ロシア軍は29日、ウクライナ東部のドネツク州とルハンシク州でウクライナ軍の弾薬庫や兵器などをミサイルによる攻撃で破壊したと発表し、特に完全掌握を狙うルハンシク州ではウクライナ側の最後の拠点とされるセベロドネツクを包囲しようと攻勢を強めています。

これに対し、ルハンシク州のガイダイ知事は28日「セベロドネツクはウクライナのもとにあり、敵は戦果をあげていない。

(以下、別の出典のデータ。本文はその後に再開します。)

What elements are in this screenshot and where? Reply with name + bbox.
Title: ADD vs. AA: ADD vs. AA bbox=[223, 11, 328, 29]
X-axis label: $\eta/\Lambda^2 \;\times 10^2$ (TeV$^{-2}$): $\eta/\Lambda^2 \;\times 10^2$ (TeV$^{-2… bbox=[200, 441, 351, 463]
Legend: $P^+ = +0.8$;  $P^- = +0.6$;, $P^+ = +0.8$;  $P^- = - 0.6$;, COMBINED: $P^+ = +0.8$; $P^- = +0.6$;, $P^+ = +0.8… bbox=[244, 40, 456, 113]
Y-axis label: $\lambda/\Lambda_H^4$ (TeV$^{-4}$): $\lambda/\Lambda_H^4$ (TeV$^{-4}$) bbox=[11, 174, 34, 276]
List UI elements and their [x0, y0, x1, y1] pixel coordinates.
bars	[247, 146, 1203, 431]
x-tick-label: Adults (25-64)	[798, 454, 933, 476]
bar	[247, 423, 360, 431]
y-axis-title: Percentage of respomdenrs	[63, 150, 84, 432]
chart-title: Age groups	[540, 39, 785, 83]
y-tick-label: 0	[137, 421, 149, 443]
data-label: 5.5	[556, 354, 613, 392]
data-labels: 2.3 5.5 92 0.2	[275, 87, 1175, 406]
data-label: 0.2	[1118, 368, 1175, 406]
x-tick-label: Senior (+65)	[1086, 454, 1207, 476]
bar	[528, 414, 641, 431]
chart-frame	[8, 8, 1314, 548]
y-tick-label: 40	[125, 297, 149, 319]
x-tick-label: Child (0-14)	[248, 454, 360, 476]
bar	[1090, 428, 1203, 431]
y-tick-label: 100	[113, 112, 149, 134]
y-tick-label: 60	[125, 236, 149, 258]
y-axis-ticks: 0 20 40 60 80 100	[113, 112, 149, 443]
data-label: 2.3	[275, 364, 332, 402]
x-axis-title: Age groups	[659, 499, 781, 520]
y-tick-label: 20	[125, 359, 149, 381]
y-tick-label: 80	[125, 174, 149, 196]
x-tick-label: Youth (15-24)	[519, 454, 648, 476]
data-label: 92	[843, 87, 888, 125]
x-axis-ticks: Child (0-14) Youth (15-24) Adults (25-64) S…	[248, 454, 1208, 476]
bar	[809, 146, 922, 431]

ロシア軍は拠点としている郊外のホテルにとどまっていて市内の中心部に前進できていない」と述べ、双方の激しい攻防が続いているとみられます。

こうした中、ウクライナのゼレンスキー大統領は29日、ウクライナ東部のハルキウ州を訪れました。

軍事侵攻が始まってからゼレンスキー大統領が首都を離れて東部を訪れるのは初めてとみられ、大きく破壊された集合住宅を視察したほか、前線で戦う兵士を激励しました。

ゼレンスキー大統領はこれに先立って公開した動画で、欧米によるさらなる軍事支援の必要性を訴えていて、セベロドネツクをめぐる戦況が劣勢に陥る中でも、東部で反転攻勢に乗り出したいものとみられます。
一方、ロシアのプーチン大統領はヨーロッパの首脳と相次いで会談し、28日にフランスのマクロン大統領とドイツのショルツ首相と3者の電話会談を行ったほか、29日にはロシアと経済面などで結び付きが深いセルビアのブチッチ大統領と電話で会談し、天然ガスを安定して供給していく考えを示しました。

プーチン大統領は30日にはトルコのエルドアン大統領と電話で会談する見通しで、エルドアン大統領はウクライナのゼレンスキー大統領とも電話で会談する意欲を示していて停戦交渉に向けて両首脳に働きかける狙いとみられます。

一方、トルコは、北欧のフィンランドとスウェーデンのNATO=北大西洋条約機構への加盟をめぐって難色を示していて、その対応が焦点となっています。

このためプーチン大統領としては、エルドアン大統領との会談を通じてNATO拡大に向けた動きをけん制したい思惑もあるとみられます。